I would have liked to do a chapter on the Lummis Peanut Butter Phillies. For the same reason you mention I decided against it. If it could be determined precisely how they were issued, I might have done one. What we needed was some former youngster from Philly who back in the day was "nuts about them" and made a lot of lifetime memories collecting them one-by-one to try to build a set. I never found such a person. Eddie, you know, there's a decent chance that the Lummis cards were available via both peanut butter containers and movie theater "free prize". Simply to get the word out to BUY MORE DELICIOUS LUMMIS PEANUT BUTTER!

Getting verbose again. Bye. ---Brian Powell
Great post, Brian. Maybe there was something else at play with regard to Fred Lorenzen's initial retirement, but i have read in the past that he was distraught at the death of close friend Fireball Roberts in 1964. Lorenzen ran only five races in 1967 and 11 races in '66 before retiring for the first time..

Author Art Garner came out with an amazing book in 2014 about the tragic 1964 Indianapolis 500 entitled "Black Noon: The Year They Stopped the Indy 500." The book is as good as the Amazon reviews would have one believe. One thing I did not realize until reading Garner's book was that the fiery crash at Charlotte that eventually claimed the life of Fireball Roberts occurred just six days before the Indy inferno that claimed the lives of Eddie Sachs and Dave MacDonald. Fireball Roberts clung to life for some two months after his crash at Charlotte.

During the final two months of his life, Roberts would occasionally have days during which he was relatively lucid. On such days, he repeatedly asked his wife and doctors who won the Indy 500 that year. Roberts' wife and doctors repeatedly told him that A.J. Foyt won Indy, but they never revealed to him that the race was marred by a massive fire or that Sachs and MacDonald perished in the race.

https://www.amazon.com/Black-Noon-Ye.../dp/1250017777

Retiring young was not completely unheard of among Cup drivers in the 1960s. Ned Jarrett was just 34 when he retired.
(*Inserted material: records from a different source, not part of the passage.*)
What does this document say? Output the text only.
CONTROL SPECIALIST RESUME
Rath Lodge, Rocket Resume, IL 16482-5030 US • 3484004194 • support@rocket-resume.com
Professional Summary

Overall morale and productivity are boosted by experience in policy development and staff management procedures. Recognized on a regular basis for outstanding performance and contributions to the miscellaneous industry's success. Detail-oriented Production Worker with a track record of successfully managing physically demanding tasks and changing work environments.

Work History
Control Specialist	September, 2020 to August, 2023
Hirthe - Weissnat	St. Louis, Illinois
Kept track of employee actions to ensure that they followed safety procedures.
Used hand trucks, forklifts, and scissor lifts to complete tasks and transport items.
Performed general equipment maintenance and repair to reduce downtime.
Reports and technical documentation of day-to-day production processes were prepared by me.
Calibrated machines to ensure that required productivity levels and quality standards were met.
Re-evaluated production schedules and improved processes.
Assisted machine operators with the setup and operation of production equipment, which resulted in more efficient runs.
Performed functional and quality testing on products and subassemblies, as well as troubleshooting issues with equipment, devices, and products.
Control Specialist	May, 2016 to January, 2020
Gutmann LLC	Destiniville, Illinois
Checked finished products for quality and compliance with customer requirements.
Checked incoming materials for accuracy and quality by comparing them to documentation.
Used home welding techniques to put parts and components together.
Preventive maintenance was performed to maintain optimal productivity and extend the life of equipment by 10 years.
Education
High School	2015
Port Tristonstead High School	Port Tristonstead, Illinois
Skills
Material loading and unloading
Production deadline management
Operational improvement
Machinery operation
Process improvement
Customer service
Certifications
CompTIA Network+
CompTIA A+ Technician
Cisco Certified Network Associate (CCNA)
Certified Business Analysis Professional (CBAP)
I have seen various interviews with Jarrett over the years in which he expressed regret at retiring so young. At the time, many drivers believed that 35 was old for a racer just like it was for players in the stick and ball sports. Jarrett has said many times over the years that he wished he would have known that racers could still be competitive in their 40s and even their 50s.

I don't know if you saw this, but REA actually has a full set of Lummis Peanut Butter cards at auction right now. I figure those had to be assembled in 1949 and not in the decades that followed. PSA's population report only lists 13 total Lummis cards among all 12 players. I bought my Lummis Peanut Butter card (which used to be in Leon's collection) from long-time collector John Rumirez. As I exchanged PMs with Rumirez, he wrote me that he has been collecting for 40 years and still only has 9/12 cards in the Lummis Peanut Butter set.

There was a Lummis thread on here in the past in which a poster either remembered or was told many decades ago that the cards were distributed as a movie theater giveaway at the very least.

Last year's REA auction included a Richie Ashburn Lummis card (which is a rookie card for Ashburn). That card, while nicer than the Ashburn included in the set currently at REA, sold for $5,000 as a single card. I am interested to see where the REA set closes this year. Maybe I am way high or way low, but I'm guessing $10,000 for the set.

Lummis Peanut Butter Cards are rare as hell, but at least they are somewhat attainable to small-time collectors when they do show up. Felin's Franks cards are another great Philadelphia rarity, and they are completely out of my price range when they do show up. Huggins and Scott had a raw Felin's Franks card of Bobby Morgan that sold for $2,868 last year. REA currently has a Bobby Morgan Felin's Franks card at auction that is already at $1,200 with the buyer's premium. As I said earlier in the thread, that is one of the reasons I like chasing legendary rarities of racing cards or other non baseball cards.

Last edited by Bored5000; 10-12-2016 at 12:55 AM.